Here is a nice *cyclic* ordering of the eight geometries:

$$\Bbb H^2\times \Bbb R,\quad \Bbb S^2\times \Bbb R,\quad E^3,\quad \mathsf{Sol},\quad \mathsf{Nil},\quad \Bbb S^3,\quad \mathsf{PSL},\quad \Bbb H^3$$

derived from staring at Peter Scott's table of Seifert fibered geometries. The table is organized by Euler characteristic of the base 2-orbifold and Euler class of the bundle. (See his BLMS article.) The cyclic ordering also has a bit of antipodal symmetry.

I didn't come up with geometric pictures of the eight geometrics but I have thought about "icons" to represent them. Here are my suggestions - I'm interested to hear what other people think/suggest.

- $\Bbb H^2\times \Bbb R$ -- triangular prism (where the triangle is slim ie ideal)
- $\Bbb S^2\times \Bbb R$ -- cylinder
- $E^3$ -- cube
- $\mathsf{Sol}$ -- tetrahedron with one pair of opposite edges truncated
- $\mathsf{Nil}$ -- annulus with a segment of a spiral (representing a Dehn twist)
- $\Bbb S^3$ -- circle
- $\mathsf{PSL}$ -- trefoil knot
- $\Bbb H^3$ -- figure eight knot (or possibly a slim tetrahedron)

I think it is also reasonable to ask for a "prototypical" three-manifold for each of the eight geometries.
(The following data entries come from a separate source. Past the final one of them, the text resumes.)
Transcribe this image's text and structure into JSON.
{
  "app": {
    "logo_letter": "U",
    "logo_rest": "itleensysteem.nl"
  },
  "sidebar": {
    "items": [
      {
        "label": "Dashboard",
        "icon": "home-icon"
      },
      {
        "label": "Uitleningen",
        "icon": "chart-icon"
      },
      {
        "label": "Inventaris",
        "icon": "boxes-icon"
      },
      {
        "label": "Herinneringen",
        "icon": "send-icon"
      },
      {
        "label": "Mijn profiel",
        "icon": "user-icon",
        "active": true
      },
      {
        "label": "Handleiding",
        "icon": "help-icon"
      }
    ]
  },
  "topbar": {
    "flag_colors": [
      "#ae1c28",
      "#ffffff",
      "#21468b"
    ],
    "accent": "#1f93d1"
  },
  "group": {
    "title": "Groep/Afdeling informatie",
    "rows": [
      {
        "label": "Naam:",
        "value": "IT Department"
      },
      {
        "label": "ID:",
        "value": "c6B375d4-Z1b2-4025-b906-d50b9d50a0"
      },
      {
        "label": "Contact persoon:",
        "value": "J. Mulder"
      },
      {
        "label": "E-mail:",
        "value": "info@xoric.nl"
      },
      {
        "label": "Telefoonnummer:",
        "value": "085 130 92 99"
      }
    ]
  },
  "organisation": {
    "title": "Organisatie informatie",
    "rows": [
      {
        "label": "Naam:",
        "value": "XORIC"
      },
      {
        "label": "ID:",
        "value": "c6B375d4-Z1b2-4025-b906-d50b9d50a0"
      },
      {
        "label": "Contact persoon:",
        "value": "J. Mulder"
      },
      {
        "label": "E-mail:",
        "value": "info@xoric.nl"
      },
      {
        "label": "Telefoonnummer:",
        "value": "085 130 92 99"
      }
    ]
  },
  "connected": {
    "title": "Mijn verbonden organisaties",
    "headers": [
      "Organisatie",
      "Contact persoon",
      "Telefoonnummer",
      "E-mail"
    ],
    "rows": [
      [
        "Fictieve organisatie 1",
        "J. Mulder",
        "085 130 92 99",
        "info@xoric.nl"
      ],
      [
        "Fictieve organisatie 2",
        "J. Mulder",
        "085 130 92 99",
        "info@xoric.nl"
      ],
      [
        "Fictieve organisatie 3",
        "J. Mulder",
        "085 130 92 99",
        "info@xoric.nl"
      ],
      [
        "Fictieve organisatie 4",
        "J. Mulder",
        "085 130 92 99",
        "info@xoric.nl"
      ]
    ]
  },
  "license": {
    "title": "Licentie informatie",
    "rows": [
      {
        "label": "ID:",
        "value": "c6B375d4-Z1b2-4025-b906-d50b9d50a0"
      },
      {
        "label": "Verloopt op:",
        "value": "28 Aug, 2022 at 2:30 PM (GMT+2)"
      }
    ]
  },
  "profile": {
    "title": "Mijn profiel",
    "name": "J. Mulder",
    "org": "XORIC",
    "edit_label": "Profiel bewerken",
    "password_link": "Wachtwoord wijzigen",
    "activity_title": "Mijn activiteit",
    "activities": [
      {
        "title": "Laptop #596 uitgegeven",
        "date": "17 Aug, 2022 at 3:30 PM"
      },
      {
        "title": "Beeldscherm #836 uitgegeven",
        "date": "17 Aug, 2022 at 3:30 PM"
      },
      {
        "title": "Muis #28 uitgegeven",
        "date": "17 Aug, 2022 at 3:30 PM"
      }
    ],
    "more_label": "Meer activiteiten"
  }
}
Here is an attempt:

- $\Bbb H^2\times \Bbb R$ -- punctured torus cross circle
- $\Bbb S^2\times \Bbb R$ -- two-sphere cross circle
- $E^3$ -- three-torus
- $\mathsf{Sol}$ -- mapping cylinder of $[[2,1],[1,1]]$
- $\mathsf{Nil}$ -- mapping cylinder of $[[1,1],[0,1]]$
- $\Bbb S^3$ -- three-sphere
- $\mathsf{PSL}$ -- trefoil complement
- $\Bbb H^3$ -- figure eight complement

Notice that all of the examples are either surface bundles over circles or circle bundles over surfaces, or both (i. e. products).